Political vendettas are as American as apple pie. However, when you are stupid enough to use public funds, officials, equipment, etc, for them, they are also criminal. If you want to pursue such vendettas, do not be too cheap to use your own funds, tools, etc.
This isn't a vendetta against the governor. I believe a 90 year old woman died and thousands were stuck in traffic because the BIG bully from NJ had his feelings hurt.

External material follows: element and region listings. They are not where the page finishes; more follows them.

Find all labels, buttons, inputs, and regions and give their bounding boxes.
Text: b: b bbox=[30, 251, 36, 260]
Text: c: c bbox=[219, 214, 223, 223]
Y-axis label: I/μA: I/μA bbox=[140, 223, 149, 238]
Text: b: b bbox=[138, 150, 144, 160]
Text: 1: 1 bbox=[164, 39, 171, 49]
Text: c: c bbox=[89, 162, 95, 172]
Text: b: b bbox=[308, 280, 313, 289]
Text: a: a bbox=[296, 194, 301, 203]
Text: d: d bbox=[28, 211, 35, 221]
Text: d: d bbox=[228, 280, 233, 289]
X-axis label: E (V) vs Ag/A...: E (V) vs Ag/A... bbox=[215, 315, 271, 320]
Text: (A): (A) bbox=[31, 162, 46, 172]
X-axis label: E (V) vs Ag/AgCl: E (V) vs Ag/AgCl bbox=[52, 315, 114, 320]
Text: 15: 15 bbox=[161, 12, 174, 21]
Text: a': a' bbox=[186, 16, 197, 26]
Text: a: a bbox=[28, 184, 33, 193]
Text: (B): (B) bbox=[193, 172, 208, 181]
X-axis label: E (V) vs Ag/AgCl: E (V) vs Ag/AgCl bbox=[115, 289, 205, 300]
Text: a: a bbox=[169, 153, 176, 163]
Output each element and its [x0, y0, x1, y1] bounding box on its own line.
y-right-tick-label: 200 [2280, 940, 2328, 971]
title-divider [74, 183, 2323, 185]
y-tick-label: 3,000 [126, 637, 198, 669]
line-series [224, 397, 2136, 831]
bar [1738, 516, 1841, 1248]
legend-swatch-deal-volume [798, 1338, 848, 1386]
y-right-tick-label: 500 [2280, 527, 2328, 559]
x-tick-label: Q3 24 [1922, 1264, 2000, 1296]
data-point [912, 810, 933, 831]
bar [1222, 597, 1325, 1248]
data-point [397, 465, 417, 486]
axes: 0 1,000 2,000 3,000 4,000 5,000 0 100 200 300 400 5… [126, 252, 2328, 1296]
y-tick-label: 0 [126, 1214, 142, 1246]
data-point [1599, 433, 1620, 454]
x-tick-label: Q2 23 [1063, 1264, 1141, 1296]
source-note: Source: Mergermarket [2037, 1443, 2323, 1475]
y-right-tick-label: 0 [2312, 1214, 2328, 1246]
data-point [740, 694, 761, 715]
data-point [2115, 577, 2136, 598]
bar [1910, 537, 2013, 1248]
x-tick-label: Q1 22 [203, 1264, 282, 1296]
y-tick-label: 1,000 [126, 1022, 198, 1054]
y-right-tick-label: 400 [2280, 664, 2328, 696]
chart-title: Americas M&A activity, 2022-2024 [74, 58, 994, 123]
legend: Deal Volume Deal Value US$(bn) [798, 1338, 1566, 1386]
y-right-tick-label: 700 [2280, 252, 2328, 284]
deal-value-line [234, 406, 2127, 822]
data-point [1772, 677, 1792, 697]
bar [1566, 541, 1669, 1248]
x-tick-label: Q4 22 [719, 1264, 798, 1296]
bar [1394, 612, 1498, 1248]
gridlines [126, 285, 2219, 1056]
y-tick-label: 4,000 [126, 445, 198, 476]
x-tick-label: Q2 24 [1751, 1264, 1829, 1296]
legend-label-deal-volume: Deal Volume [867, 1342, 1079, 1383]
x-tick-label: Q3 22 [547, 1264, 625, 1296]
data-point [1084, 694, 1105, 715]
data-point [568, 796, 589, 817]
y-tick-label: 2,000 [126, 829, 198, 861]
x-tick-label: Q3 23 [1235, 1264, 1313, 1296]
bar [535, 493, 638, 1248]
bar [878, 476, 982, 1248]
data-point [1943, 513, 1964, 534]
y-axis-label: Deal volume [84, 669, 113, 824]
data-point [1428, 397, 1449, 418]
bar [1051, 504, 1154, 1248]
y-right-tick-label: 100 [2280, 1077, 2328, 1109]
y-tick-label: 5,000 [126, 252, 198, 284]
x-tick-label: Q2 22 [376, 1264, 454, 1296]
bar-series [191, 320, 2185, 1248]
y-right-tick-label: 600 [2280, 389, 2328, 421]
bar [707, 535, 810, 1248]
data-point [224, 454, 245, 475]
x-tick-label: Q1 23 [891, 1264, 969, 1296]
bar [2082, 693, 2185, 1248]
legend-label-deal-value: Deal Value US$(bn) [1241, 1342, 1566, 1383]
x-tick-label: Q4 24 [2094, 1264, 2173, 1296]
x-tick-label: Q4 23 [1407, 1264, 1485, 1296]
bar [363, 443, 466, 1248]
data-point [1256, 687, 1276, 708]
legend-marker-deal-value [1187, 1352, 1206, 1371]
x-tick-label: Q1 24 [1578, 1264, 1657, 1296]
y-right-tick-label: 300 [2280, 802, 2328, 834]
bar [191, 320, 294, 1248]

The only other death was Burr and, as little men will do, a gun was in play.
Get real he knew
i hear folks say that because Christi had answered questions for nearly 2 hours they believe what he's saying. and guest who is saying such things! yes your right, folks like pribus. Christi is a prosecutor for crying out loud, he was so good at it that they made him prosecutor over the whole land of new jersey. a prosecutor jobs is to break down suspect inch by inch, for weeks or even months. now you cannot tell me that a prosecutor, who have gone to the pinnacle of his trade cannot build up himself for a couple hours, when he knows all the tricks in the book. why you think their is no paper trail leading back to him. this is not the average joe folks, this is the prosecutor of the whole state of new jersey. now for priebus to redicule this white house for months with scandals which not one is viable,nor goes back to the white house directly, to call this president, the in the dark president, when he has to manage 100 times more people than Christi. then call Christie believable when all the criticism is coming to people that Christi directly manage is a farce. their is no one on this planet that tell me that Christi had no knowledge of this crime and i would beleive them. 4 days of the busiest bridge shut down, and you have the gall to say you didn't inquire, nor no one told you about it. if you cannot manage a small state like new jersey, how the hell can you manage the whole country.
Politiicians snubbing other politicians for a political gain is nothing new. However, shutting down the busiest bridge in the world, endangering American lives and interfering in interstate commerce is something entirely new – and a serious criminal matter. Attempting to falsely equate a federal crime with the examples above is sadly laughable.
First off, to those calling the bridge lane closure a "prank", pranks are for teenagers NOT grown men in an elected office in charge of the public's safety. Calling it a prank is merely an effort to deflect and diminish the severity of shutting down lanes used by emergency vehicles, just because you are PO. We do not need such childish actions in the highest office in the land.
Now, there are rumblings of misuse of federal disaster funds, IF proven, this clown needs to stay a small state governor that agrees and supports his abrasive demeanor of "I am right, and you are both wrong AND stupid if you disagree or question me"!